Das Tempo der Elektrifizierung in der Automobilindustrie
Die zunehmende Elektrifizierung der Automobilindustrie verdeutlicht die breiteren Herausforderungen der Umweltpolitik. Kürzlich beschloss Mercedes, die Elektrifizierung einer ihrer Plattformen aufzugeben, da die Verkaufszahlen der größeren Luxusmodelle schwächeln. Diese Entscheidung zeigt die Skepsis innerhalb der Branche hinsichtlich einer vollständigen Umstellung auf Elektrofahrzeuge.
Aus der Perspektive Norwegens, wo neun von zehn verkauften Autos elektrisch sind, erscheint dieser Zweifel fehl am Platz. Jede Verzögerung politischer Entscheidungen wird den Fortschritt der Transformation hemmen und dazu führen, dass Europa in zehn Jahren technologisch hinter anderen globalen Mächten zurückfällt. Und das könnte zur Folge haben, dass die Forderungen nach mehr Protektionismus oder Rettungsmaßnahmen lauter würden.
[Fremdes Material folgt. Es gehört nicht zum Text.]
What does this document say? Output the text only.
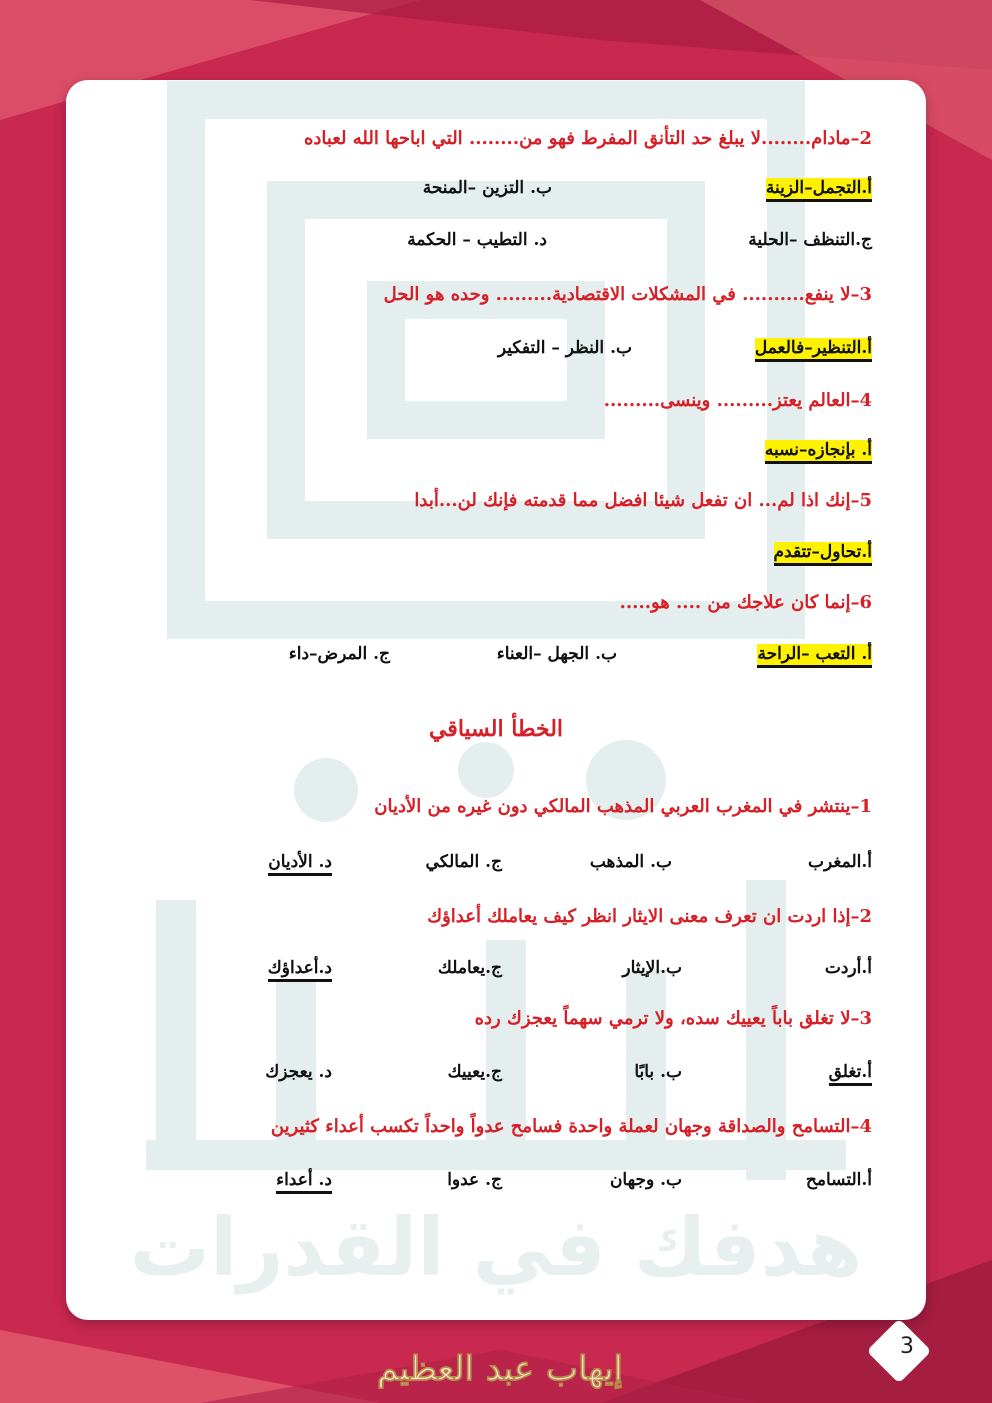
هدفك في القدرات
2–مادام........لا يبلغ حد التأنق المفرط فهو من........ التي اباحها الله لعباده
أ.التجمل–الزينة
ب. التزين –المنحة
ج.التنظف –الحلية
د. التطيب – الحكمة
3–لا ينفع.......... في المشكلات الاقتصادية......... وحده هو الحل
أ.التنظير–فالعمل
ب. النظر – التفكير
4–العالم يعتز......... وينسى.........
أ. بإنجازه–نسبه
5–إنك اذا لم... ان تفعل شيئا افضل مما قدمته فإنك لن...أبدا
أ.تحاول–تتقدم
6–إنما كان علاجك من .... هو.....
أ. التعب –الراحة
ب. الجهل –العناء
ج. المرض–داء
الخطأ السياقي
1–ينتشر في المغرب العربي المذهب المالكي دون غيره من الأديان
أ.المغرب
ب. المذهب
ج. المالكي
د. الأديان
2–إذا اردت ان تعرف معنى الايثار انظر كيف يعاملك أعداؤك
أ.أردت
ب.الإيثار
ج.يعاملك
د.أعداؤك
3–لا تغلق باباً يعييك سده، ولا ترمي سهماً يعجزك رده
أ.تغلق
ب. بابًا
ج.يعييك
د. يعجزك
4–التسامح والصداقة وجهان لعملة واحدة فسامح عدواً واحداً تكسب أعداء كثيرين
أ.التسامح
ب. وجهان
ج. عدوا
د. أعداء
إيهاب عبد العظيم
3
Europas Energiewende ist eine bemerkenswerte Leistung
Europas Umgang mit der Energiewende, insbesondere der Ersatz von 1000 TWh Energie, die zuvor aus russischem Gas stammte, war bemerkenswert. Dieser Übergang, erreicht durch Energieeffizienz, neue Gaslieferanten sowie Wind- und Solarenergie, entspricht dem kombinierten Strombedarf von Deutschland und Frankreich.
Dass ein so bedeutender Wandel ohne größere soziale Unruhen ablief, ist beeindruckend. Die Herausforderung für Europa besteht nun darin, dieses Momentum beizubehalten, um Solar-, Wind- und Batterietechnologien weiterzuentwickeln.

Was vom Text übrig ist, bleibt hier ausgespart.